房门被人从外推开,全身赤裸的妃叶被男人从外面牵进来,脖子上系着铁链,不让她逃跑,青色长发被避孕套扎成双马尾,垂落在肩上。
“噢噢噢!”
法尔德两眼放光,勃起的肉棒摇摇晃晃,对妃叶的喜爱让他箭步上前,双手托住她的淫乳,用力往外拉拽,看着乳肉被牵扯变形,啧啧称赞。
“药已经喂了吧?”
“我做事,少爷就放心吧,现在就是个会动的飞机杯,尽管肏就是了。”
牵妃叶进来的男人对着治艺比了个大拇指,拍了拍胸口。
“那就行,我们先肏一会儿,等我们干累了,你们大伙一起来轮奸她,不把她射怀孕都别走。”
“嘿嘿,好好好,这只雌畜的骚屄老嫩了,我强制喂药的时候摸到了,那唇瓣,啧啧啧,嫩的出水啊。”
男人淫笑地看着妃叶,裤裆撑得老高。
“你们先拿边上这几只玩玩,等会再轮到你们肏。”
“嗨~都听少爷的。”
男人摆摆手,显得无所谓,还是把跪趴在地的母狗们拽起,裤子一脱,立刻插入淫穴。
法尔德陶醉地摸着妃叶的脸蛋,在待客沙龙的时候也经常点妃叶作陪,她那经得住疯狂抽插的性器令法尔德朝思暮想。
“我会把你肏成我的飞机杯的,真湿,就这么希望我插进去吗?你这骚母狗。”
法尔德一巴掌抽在妃叶的奶球上,看着白皙乳肉留下自己的指印,分外有征服欲。
“奶头都立这么高了,是在求我捏吧?唉——可惜没什么反应。”
法尔德还是想肏神智正常的妃叶,食指和中指夹住右侧奶头,轻轻用力拉扯出再松手让它回弹,乐此不疲。
“你不肏吗?”
法尔德转身看向沙发上的治艺,有些迷惑。
“不,我是在等人,我们现在抓了这只母狗,我想要的那只一定会追过来找她的。”
“哦豁,那我就不客气了。”
“请吧。”
法尔德说完,美滋滋地用肉棒拨弄着妃叶的蚌唇,柔软水嫩的触感让他热血上涌,忍不住直接捅入。
“哦哦哦哦哦哦!”
法尔德如愿以偿地将整支肉棒没入妃叶的肉壶,龟头被子宫颈紧紧咬住,嫩滑黏膜吸吮着龟头,卡住了冠状沟,不让它拔出,轻轻一动就会有快感电流在身体内流动。

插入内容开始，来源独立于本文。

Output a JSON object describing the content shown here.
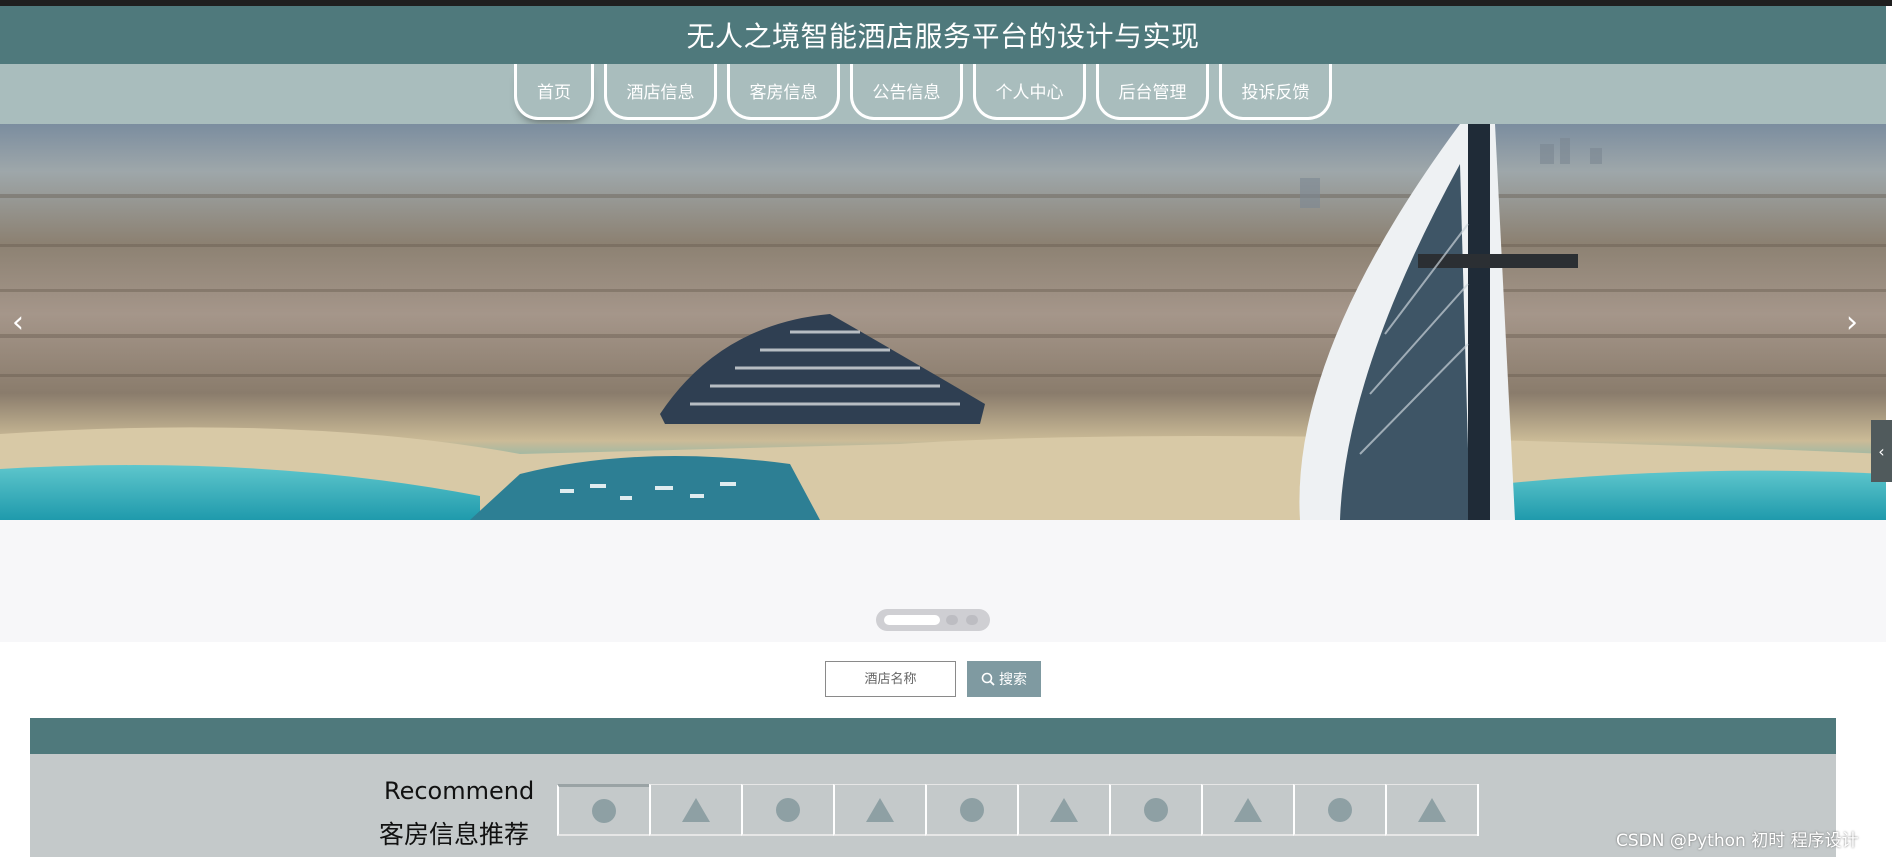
{
  "header": {
    "title": "无人之境智能酒店服务平台的设计与实现"
  },
  "nav": {
    "items": [
      {
        "label": "首页"
      },
      {
        "label": "酒店信息"
      },
      {
        "label": "客房信息"
      },
      {
        "label": "公告信息"
      },
      {
        "label": "个人中心"
      },
      {
        "label": "后台管理"
      },
      {
        "label": "投诉反馈"
      }
    ]
  },
  "banner": {
    "prev_icon": "chevron-left-icon",
    "next_icon": "chevron-right-icon",
    "slide_count": 3,
    "active_index": 0
  },
  "search": {
    "placeholder": "酒店名称",
    "button_label": "搜索",
    "icon": "search-icon"
  },
  "recommend": {
    "title_en": "Recommend",
    "title_cn": "客房信息推荐",
    "tiles": [
      "circle",
      "triangle",
      "circle",
      "triangle",
      "circle",
      "triangle",
      "circle",
      "triangle",
      "circle",
      "triangle"
    ]
  },
  "side_tab": {
    "icon": "chevron-left-icon"
  },
  "watermark": "CSDN @Python 初时 程序设计",
  "colors": {
    "header_bg": "#4f797c",
    "nav_bg": "#a9bdbd",
    "button_bg": "#7f9aa1",
    "section_body_bg": "#c4c9ca"
  }
}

“太爽了!屁股真大,来人!给我拍一张!对着这个大肥屁股!等会啊——嘿!”
法尔德捏着肥臀,把妃叶轻微抬起,交合处的拉扯让他分外喜爱,从背后看妃叶的臀型更是对他胃口,几巴掌就留下了红手印。
“就这样吗?”
法尔德的男性下人为他拍了一张,法尔德满意的点头,又让他拿笔来。
“给这大屁股上写上……写上……法尔德大人的精奴……好想每天被轮奸……写左边……右边……天生就是骚母狗,随时可以吃鸡巴……”
反正是我的玩具,想怎么写都行。
法尔德低头吻住妃叶的薄唇,没有爱意回应,只是本能地反吻他。
“写完了,少爷。”
“行,多拍几张我肏她的照片,之后给我弄出来挂餐厅,我要看着这个吃饭。”
说完法尔德挺送地愈发用力,紧致肉壶的褶皱挤压把他的充血龟头刺激的蓄势待发。
“受不了,我先射一管!嚯——”
法尔德边抽妃叶的屁股,边把龟头堵在子宫颈,巴不得把阴囊也塞进去,积攒了许久的精液喷涌而入,能感受到温热的妃叶的性器自动收缩,贪婪地吮吸起肉棒尿道内残留的白浊。
“受不了受不了,她的骚屄太会吸了,要被榨干了!”
法尔德笑的合不拢嘴,为获得了一只爱不释手的新玩具兴奋不已。